High Wycombe Furniture Factory
If you had lived in High Wycombe during the 1800s and early 1900s you would certainly have had friends or neighbours who worked in the chair or furniture industry. Even before 1700 there are references to “turners”, men who turned wood on a lathe to make various household wares. In 1725 Daniel Defoe, the author of “Robinson Crusoe”, refers to them in his diary. In the early days production focused on chair parts which were sent to London to be “framed up” into chairs, but by the end of the 18th century more and more landowners were making land available to allow this process to happen in High Wycombe.
But why did all this happen in High Wycombe? Because of the plentiful supply of wood from the forests of the Chilterns and also because other forms of employment were not readily available. Between 1800 and 1860 the number of workshops grew from just a few to 150 and the streets of the town must have been full of the smell of wood shavings and sawdust. Nobody knows exactly how many furniture making workshops and factories there were – estimates range from 200-400. By 1875 it is estimated that 4,700 chairs per day were being made, resulting in High Wycombe becoming the biggest producer of chairs in the country. Despite the closure of many small firms after World War 2, even in 1968 the Wycombe area was producing nearly 80% of the country’s entire output of chairs.
From the earliest days of the trade most of the lathe-turned chair parts were made by itinerant turners or “bodgers” living in the villages surrounding High Wycombe. Historically, the turning skills required by the chair industry had been applied to the production of bowls, spoons and other items, which provided a pool of skilled labour from which the chair part turners developed. The use of the term bodger to describe these craftsmen is probably a 20th century usage, and certainly it is not used during the 1840s and 1850s when the number of turners working in the Chilterns reaches its peak.
The turners worked by buying stands of trees from estate owners at auctions, which were then felled and converted into chair stretchers and legs. Some worked in rough thatched shelters in the wood where the trees were felled. The majority worked in sheds nearer to home. The turner’s most famous piece of equipment, the pole lathe, was powered by a long, flexible length of sapling, and was used to cut the finished design onto the chair part.

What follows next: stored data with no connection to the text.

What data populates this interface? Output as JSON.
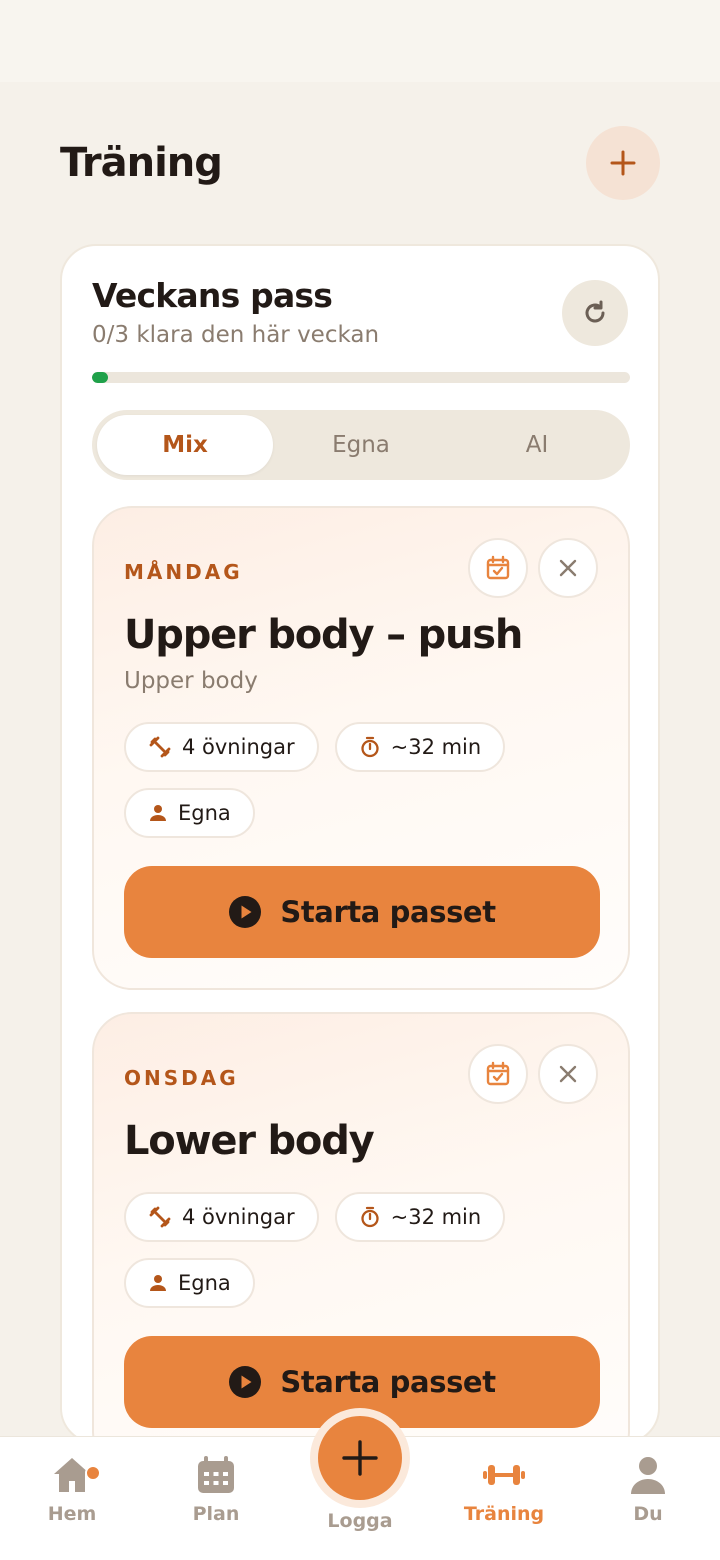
{
  "header": {
    "title": "Träning"
  },
  "weekly": {
    "title": "Veckans pass",
    "subtitle": "0/3 klara den här veckan",
    "progress_fraction": 0.0
  },
  "filter_tabs": [
    {
      "label": "Mix",
      "active": true
    },
    {
      "label": "Egna",
      "active": false
    },
    {
      "label": "AI",
      "active": false
    }
  ],
  "workouts": [
    {
      "day": "MÅNDAG",
      "title": "Upper body – push",
      "category": "Upper body",
      "exercises": "4 övningar",
      "duration": "~32 min",
      "source": "Egna",
      "start_label": "Starta passet"
    },
    {
      "day": "ONSDAG",
      "title": "Lower body",
      "exercises": "4 övningar",
      "duration": "~32 min",
      "source": "Egna",
      "start_label": "Starta passet"
    }
  ],
  "tabbar": {
    "home": "Hem",
    "plan": "Plan",
    "log": "Logga",
    "training": "Träning",
    "profile": "Du"
  },
  "colors": {
    "accent": "#e8843e",
    "accent_dark": "#b4561a",
    "success": "#1fa14a",
    "background": "#f5f1ea"
  }
}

The finished article was then sold to the Wycombe factory owners. The metal framed treadle wheel lathe was widely used as an alternative to the pole lathe.
Between 1861 and 1881 the number of turners in the area almost doubled, from 186 to 340, reflecting the still-rising demand for chairs. Stokenchurch and Radnage remained two of the most important centres, but were joined by Beacons Bottom, and then overtaken by High Wycombe; all four settlements had 395 resident turners in 1881. Three villages still had all their chair employment in turning and are found in a cluster about five miles north of the town – Bryants Bottom, Stoney Cross and Prestwood.

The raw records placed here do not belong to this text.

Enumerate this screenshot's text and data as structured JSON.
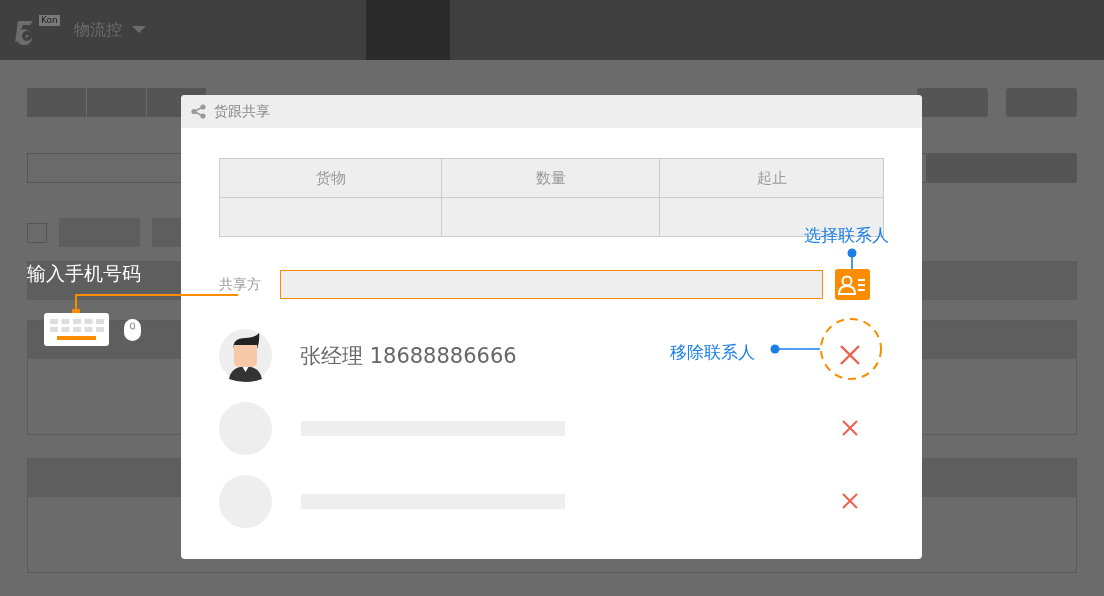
{
  "header": {
    "logo_badge": "Kon",
    "app_name": "物流控"
  },
  "list": {
    "select_all": {
      "checked": false
    }
  },
  "dialog": {
    "title": "货跟共享",
    "table": {
      "columns": [
        "货物",
        "数量",
        "起止"
      ]
    },
    "share_label": "共享方",
    "contacts": [
      {
        "kind": "contact",
        "text": "张经理 18688886666"
      },
      {
        "kind": "empty"
      },
      {
        "kind": "empty"
      }
    ]
  },
  "annotations": {
    "input": "输入手机号码",
    "select": "选择联系人",
    "remove": "移除联系人"
  }
}
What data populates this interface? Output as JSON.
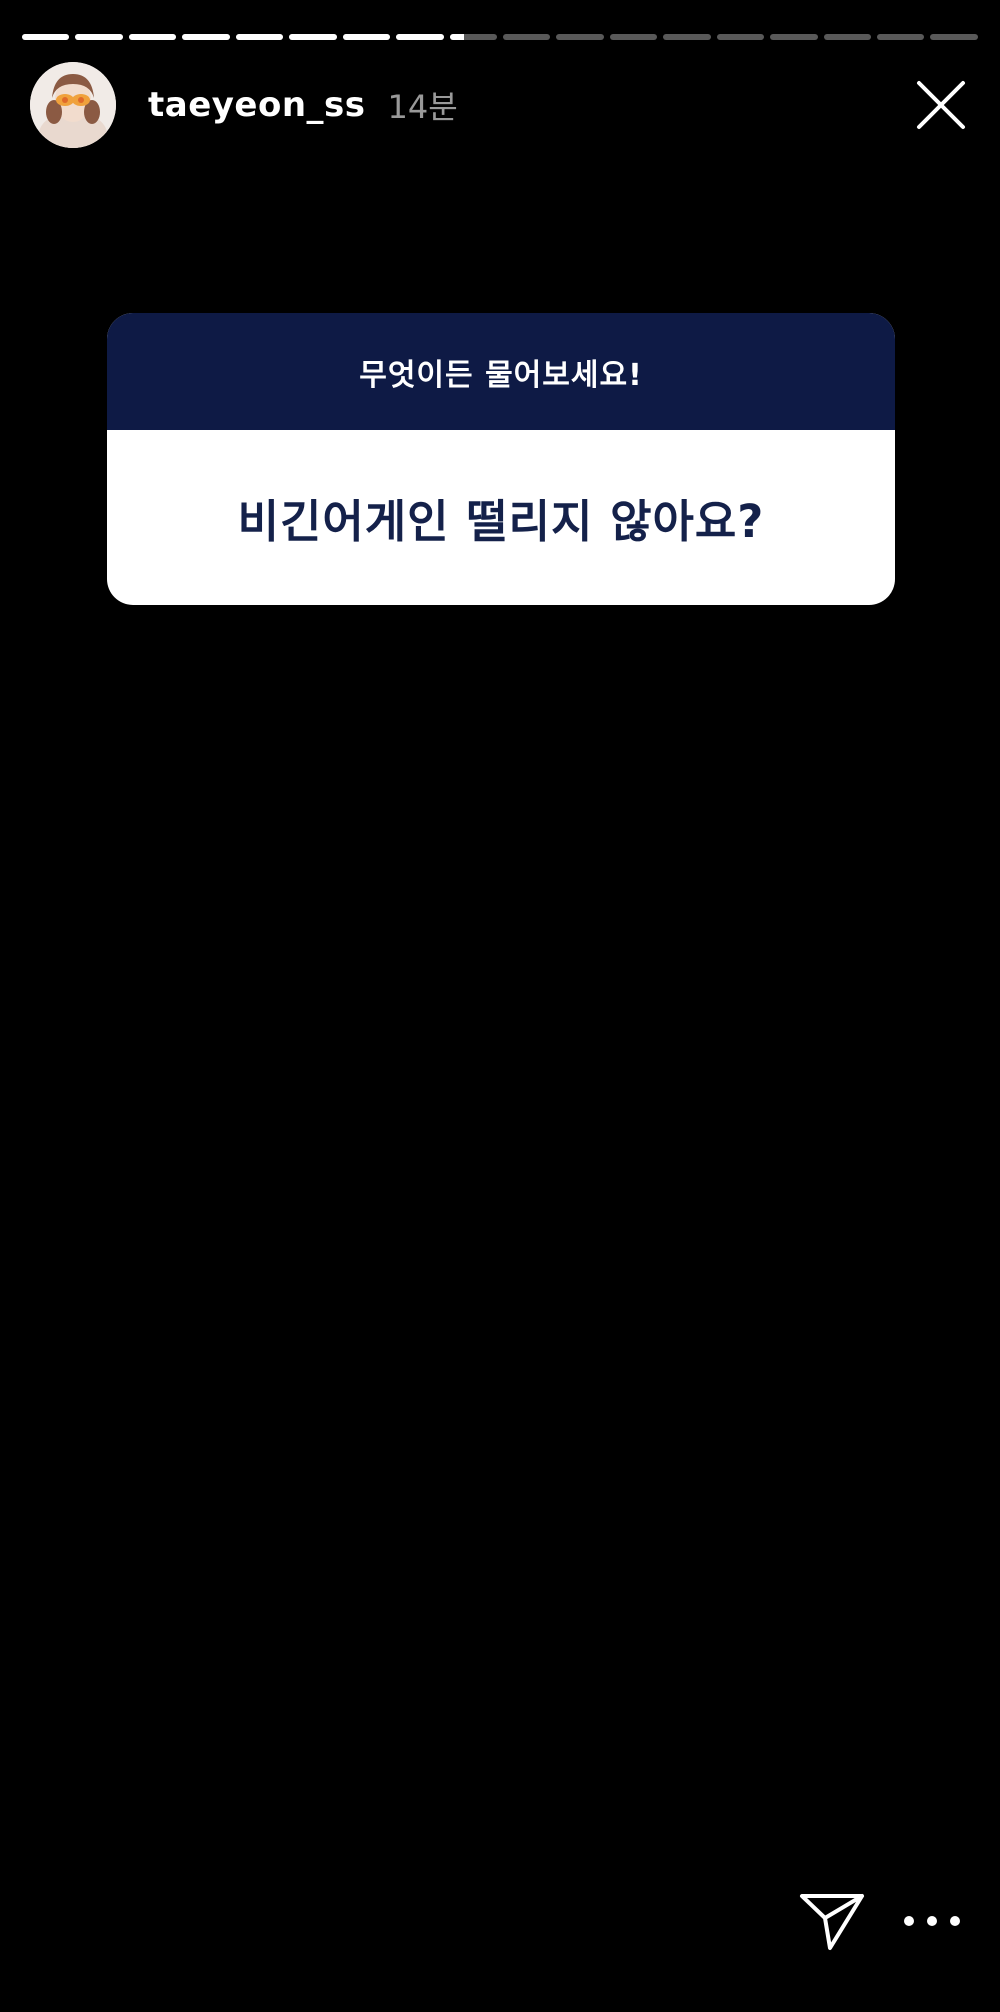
{
  "story": {
    "progress": {
      "segment_count": 18,
      "completed_segments": 8,
      "current_segment_fraction": 0.3
    }
  },
  "header": {
    "username": "taeyeon_ss",
    "timestamp": "14분",
    "avatar_icon": "profile-avatar",
    "close_icon": "close-icon"
  },
  "question_sticker": {
    "prompt": "무엇이든 물어보세요!",
    "question": "비긴어게인 떨리지 않아요?",
    "header_color": "#0e1a45",
    "question_color": "#14214a"
  },
  "footer": {
    "send_icon": "send-icon",
    "more_icon": "more-options-icon"
  }
}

Have a look at this BBC archive video on ‘The Chair Bodgers of the Chilterns’
Why was there suddenly such a demand for chairs? This was the period of the Industrial Revolution in Great Britain, the population was growing fast, and hence there was an ever-growing market for chairs. Moreover, this was also the beginning of large public meetings of many different kinds during which people wanted to sit down! For example, there were special commissions from the evangelists Moody and Sankey for 19,200 chairs, 8,000 chairs for the Crystal Palace and 2,500 rush-seated chairs for St. Paul’s Cathedral. In the late 19th century and the early 20th High Wycombe had become the second largest furniture manufacturing town in the country.
King’s National Roll Scheme
After the First World War there were vast numbers of badly injured and disabled men who were fearful of never being able to find work again. Therefore, the Government set up The King’s National Roll Scheme whereby companies undertook to train disabled men to be able to work and support themselves. James Elliott & Son took part in this scheme and a certificate to that effect hangs in the factory.
The earliest record of an Elliott as a chairmaker is of Thomas Elliot (one “t”) in West Wycombe in the 1851 census. The 1871 census shows a James Elliott, fifteen, who by 1875 was married to Ann Harman and living in Hambleden as a chairmaker framer. The firm of Elliott’s was founded in 1887 with James’ sons Harry and Frank working there. The factory was at 14-16, Shaftesbury Street and closed in 1974. It was founded for the assembly of Windsor chairs, but during the First World War it produced ailerons for aircraft. Sadly, Frank Elliott died in France of the Spanish Flu one month after the end of hostilities. During the Second World War the factory helped the war effort by producing fire-proof furniture for the Royal Navy.
This type of chair is a form of wooden seating in which the back and sides consist of multiple thin, turned spindles that are attached to a solid, sculpted seat. It has straight legs that splay outward, and its back reclines slightly. The origin of the name “Windsor chair” is confused. It seems to have been used as a description of a particular design of chair from 1710. There is a legend that King George III (or King George II) was one day sheltering from a rainstorm in a peasant’s cottage near Windsor Castle and was given a multi-spindled chair to sit on. This so impressed him by its comfort that he had his own furniture maker copy the design. An alternative version is that it was a type of chair used in the grounds of Windsor Castle.